If you're rejecting online music streaming and wanting music in physical form, CDs look a lot more practical. CDs are smaller, less delicate, and don't physically degrade every time you play them. CD playback hardware needs essentially zero maintenance and is crazy cheap still.
Could it be for nostalgia? But I've seen people younger than peak vinyl get into music on records. They wouldn't have any nostalgia for vinyl.
Is it for the sound quality? But I've seen chiptune albums available on records! It would be truer to the music to load it onto a real Game Boy or something.
This is untrue. CD's have a much larger dynamic range; 96dB compared to ~70dB, depending on how the record was pressed.
The reason why people say vinyl is more dynamic than CD is because producers are forced to make vinyl records more dynamic, so that the needle doesn't fly off the record. With CDs there's no such limitation, allowing people to make the album as loud and dynamically compressed as they like.

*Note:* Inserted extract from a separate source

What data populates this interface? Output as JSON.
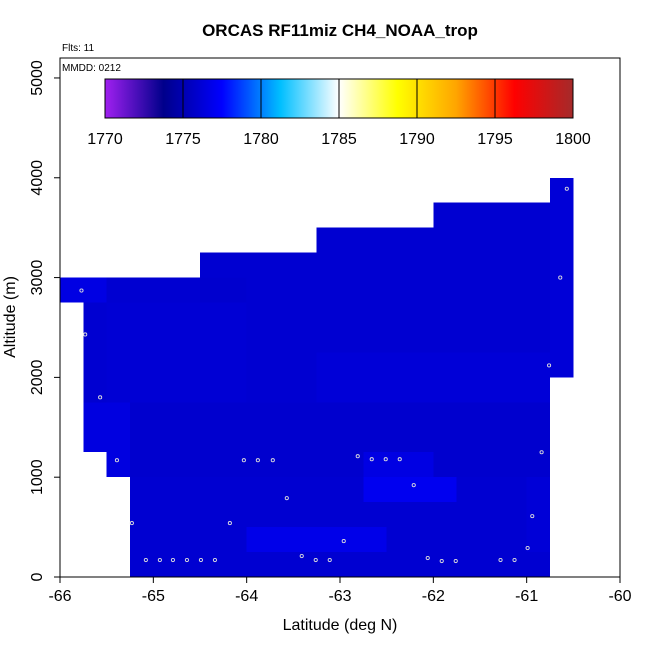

Edit: I should also mention that the 44.1kHz sampling rate of a CD is enough to produce a perfect analog waveform all the way up to 22.05kHz, which as you know is beyond the limit of human hearing. If produced correctly, a CD will always sound better than vinyl. Problem is that CDs often aren't produced properly.
Because you don't have to factor in needle skipping, you can produce a loud record that distorts, either because you want to be the loudest song in the listener's music collection, or that you simply don't know/don't care about proper dynamics.
The distorted bass you're talking about is not because of the limitations of CD, but simply because the CD version was not produced/mastered correctly. Like I said, the sampling rate of CDs are high enough to reproduce a perfect analog waveform every time.